To solve the equation \( \log x = 1 - \log (x-3) \), we can use the properties of logarithms. First, we can rewrite it as: \[ \log x + \log (x-3) = 1. \] Using the property that \( \log a + \log b = \log(ab) \), we have: \[ \log(x(x-3)) = 1. \] This implies: \[ x(x-3) = 10^1 = 10. \] Expanding the left-hand side gives us: \[ x^2 - 3x - 10 = 0. \] Now, we can solve this quadratic equation using the quadratic formula: \[ x = \frac{-b \pm \sqrt{b^2 - 4ac}}{2a} = \frac{3 \pm \sqrt{(-3)^2 - 4 \cdot 1 \cdot (-10)}}{2 \cdot 1} = \frac{3 \pm \sqrt{9 + 40}}{2} = \frac{3 \pm \sqrt{49}}{2}. \] This simplifies to: \[ x = \frac{3 \pm 7}{2}. \] Calculating the two possible values, we find: \[ x = \frac{10}{2} = 5 \quad \text{and} \quad x = \frac{-4}{2} = -2. \] However, since the logarithm is only defined for positive values, we discard \( x = -2 \).
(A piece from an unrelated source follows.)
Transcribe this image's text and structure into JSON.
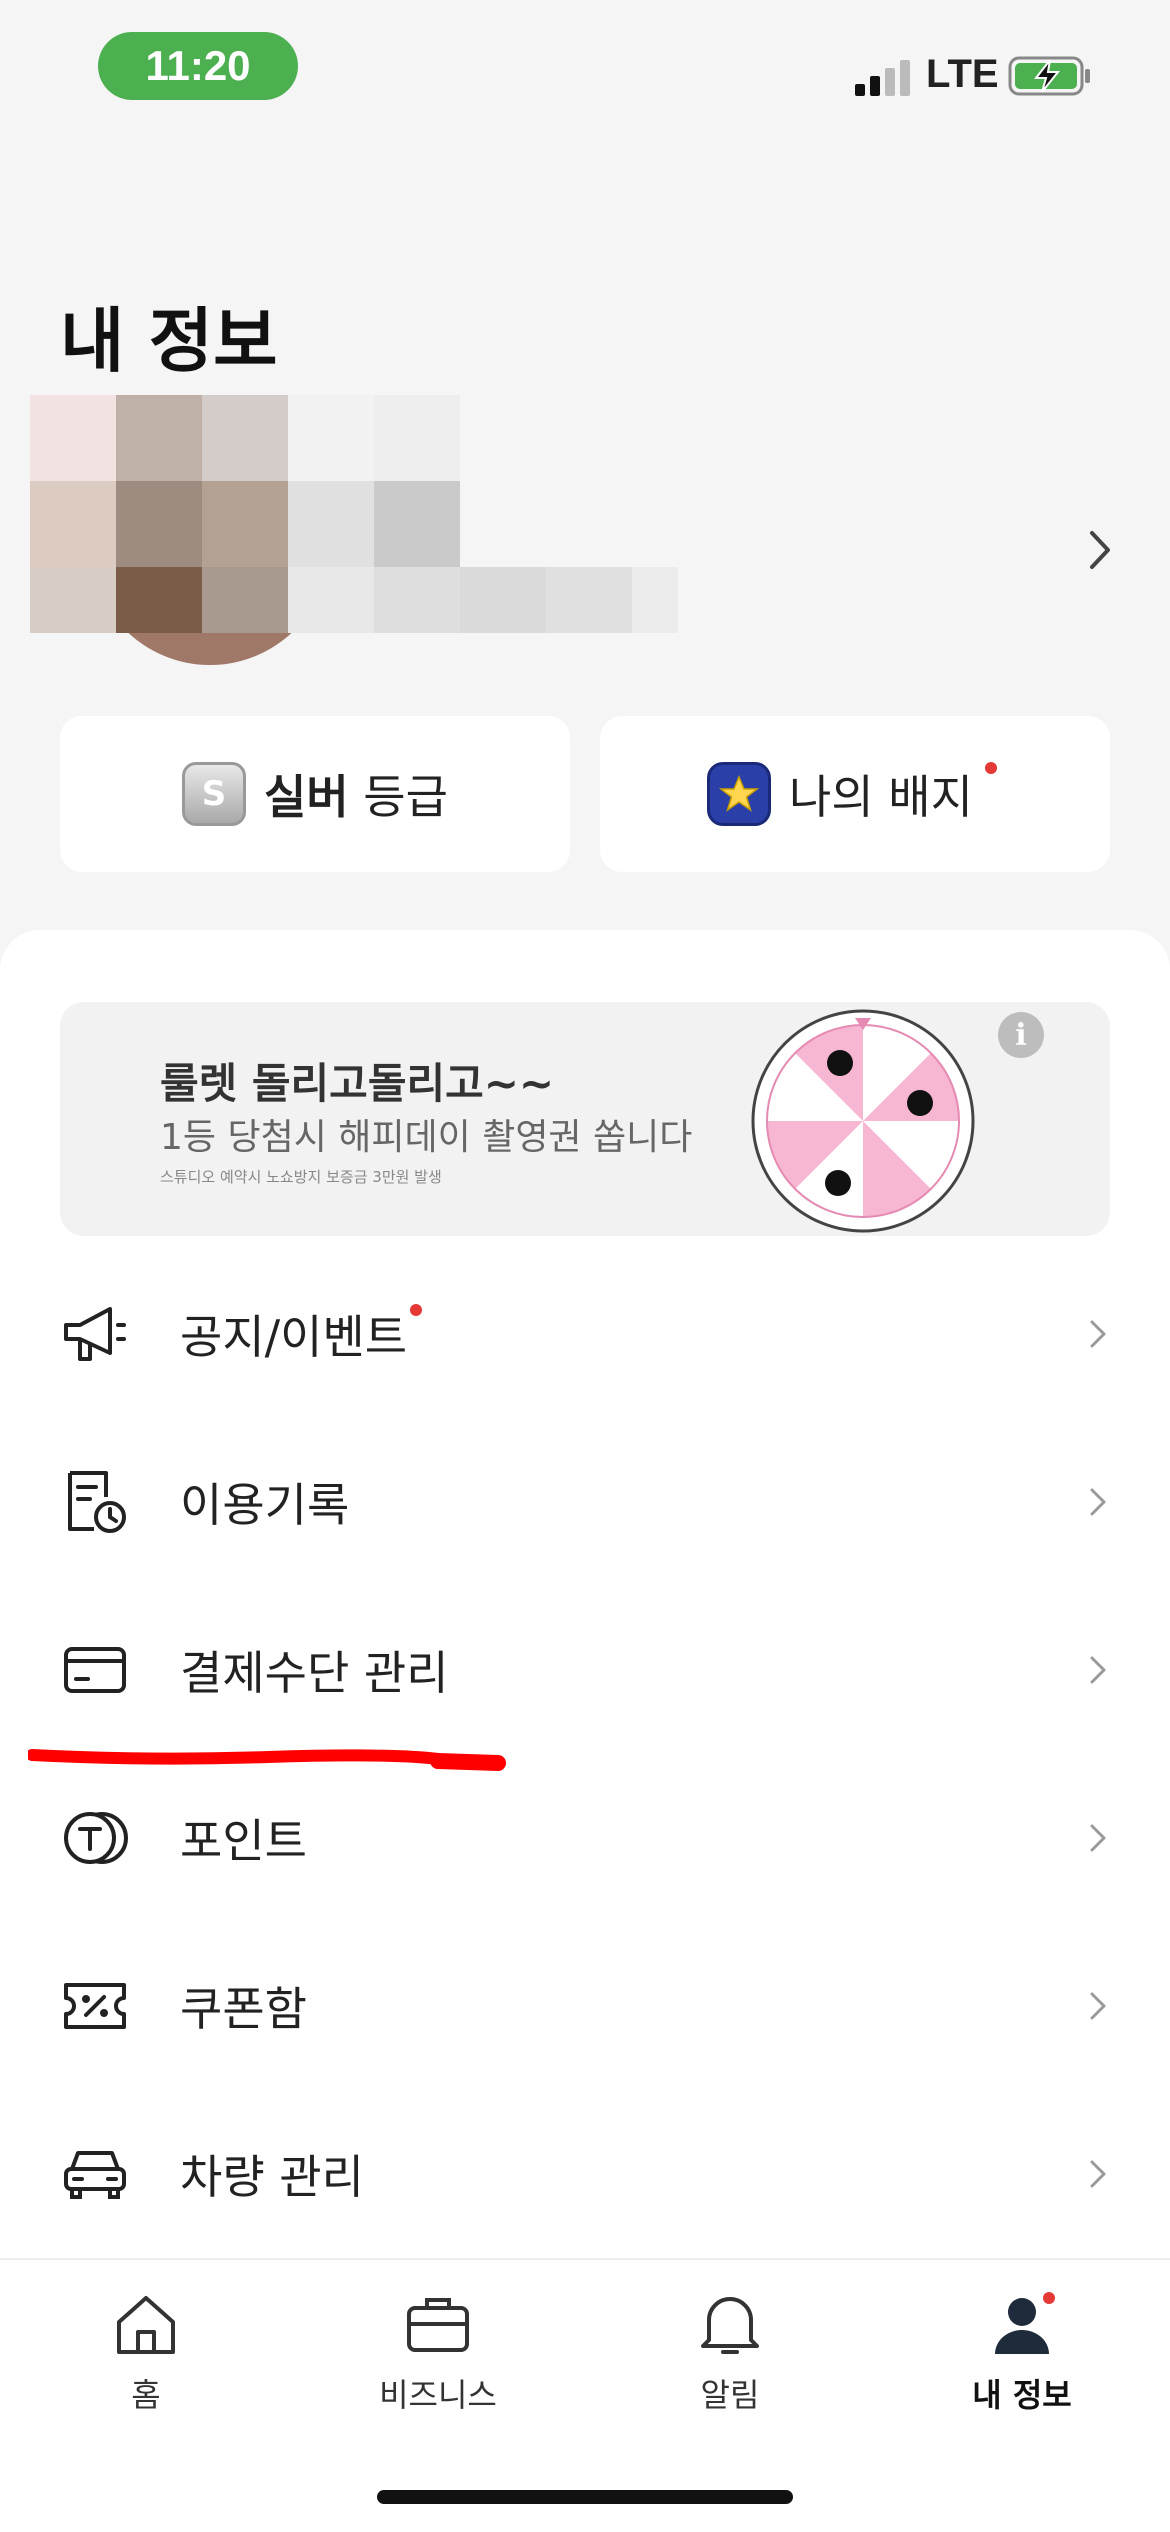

Therefore, the solution to the equation is: \[ \boxed{5}. \] It's always important to check that the solution we found satisfies the original logarithmic equations! For \( x = 5 \): \(\log(5) = 1 - \log(2)\) simplifies correctly, confirming that \( x = 5 \) is indeed valid.